There's a certain sense in which things. So in the way I've been talking about it, the logical consequence of what I would say would be that we make it more interactive, we make it more fluid, we notice it as it comes together.

[04:46]

So what happens is it comes together and it becomes reified, it becomes solid, it becomes an entity, it becomes a demon. And that's as it processes along, as we take for granted the relationship, as we take for granted that I really want this, then that's taken for granted and I move on to how to get it, right? But if I'm looking at, or if I'm really afraid of this, If I take for granted, I'm really afraid of this, then the next question is, how do I get away from it? Or how do I live with this thing being so fearful? Yes. But if we can look at the relationship, then there's possibility. There's this possibility that

[05:47]

I can see in the relationship what is in this moment. There's fluidity, there's possibility, there's acknowledgement of arising conditioning, there's possibility of change, there's engagement in the Dharma of impermanence. What I'm getting from what you're saying is, whatever that is, let's say some strong passion or something, letting it live in a very big context. Letting it live with the sense that it's going to change also, or that it's fluid, or that you're responding and relating to it. It's not something that's just activated and off and running. Well, I think there's two dynamics to what I'm saying.
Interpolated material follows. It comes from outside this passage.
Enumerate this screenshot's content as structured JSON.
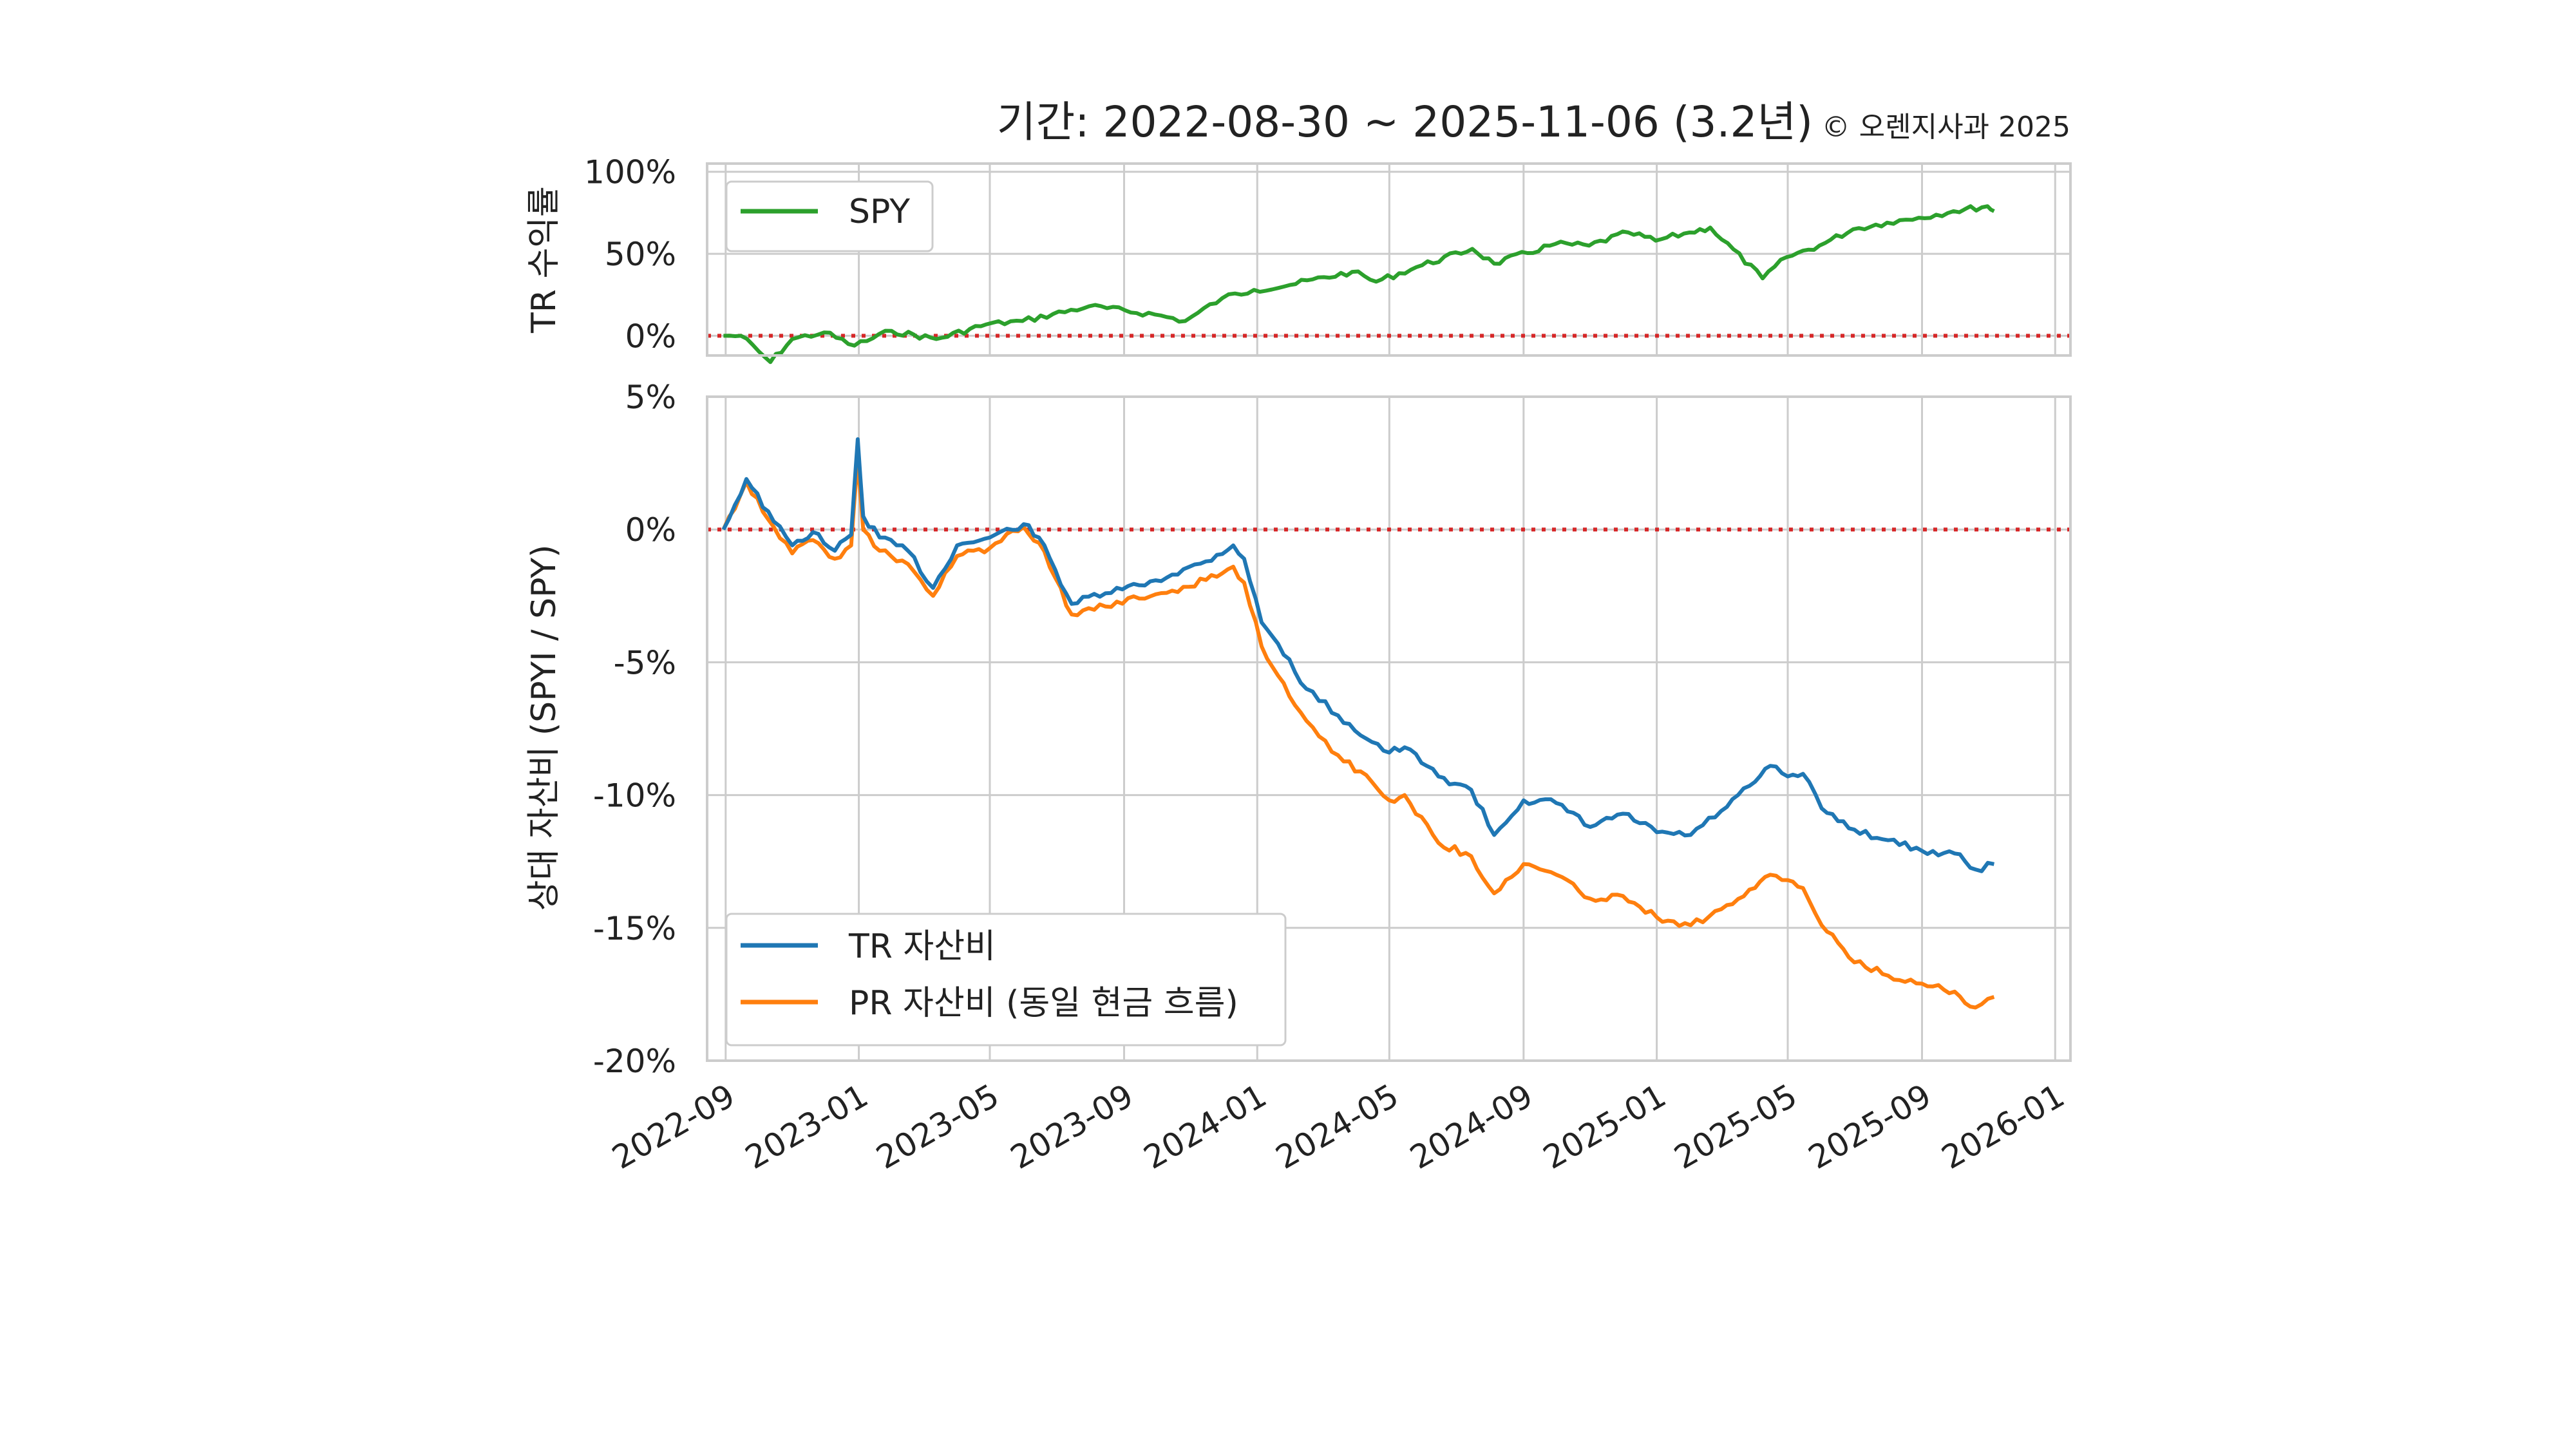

And one is coming to awareness.

[06:51]

and seeing this is a relationship I have that is my reality. And if we can get close to that, other things become possible. If that's lost and buried and just there as an assumption, then this is a fearful thing and I've got to figure out how to live with my fear or how to get away from it or what to do. So that's... And so how do we get close to that embedded fear? And we get close to that embedded fear by calling forth the fact that the potency of our engagement in life is an opportunity to awaken. It's like we take the usual approach and we turn it on its head.

[07:59]

So we take the person who has difficult circumstances and we say how fortunate they are. And we take the person who has comfortable circumstances and we say what a pity. I hope their life becomes more difficult. And sometimes it really seems that way. You know, sometimes some people come to practice and they're just so smart and so together and they just breeze along and they sort of breeze in and they breeze out, you know? And you sort of wonder, well, maybe I don't need to practice or... They just weren't challenged enough, you know? So from this reverse position, if your life isn't difficult, you're in trouble.

[09:01]

As Suzuki Roshi would say, when you have a problem, you have a way to go. So this is something that we can contemplate on, that we can have available So when the passion and the heat and the fury and the dread come up, something in our heart can say, this is the potency of awakening. This is the the wellspring of Avalokitesvara's compassion. This is what allows life to come forth vibrantly, fluidly, illuminating and awakening. This is where Avalokiteshvara's compassion fits into our practice.

[10:06]

Our practice is based on compassion, but where is the compassion in sitting here and not sitting over there? Where is the compassion in coming up to someone and saying, why aren't you at a lecture? And for us, compassion is in acknowledging this very stuff of human existence, the very ways we get stuck and producing unstuckness to bringing forth the path of liberation that literally allows us to live. Okay, thank you.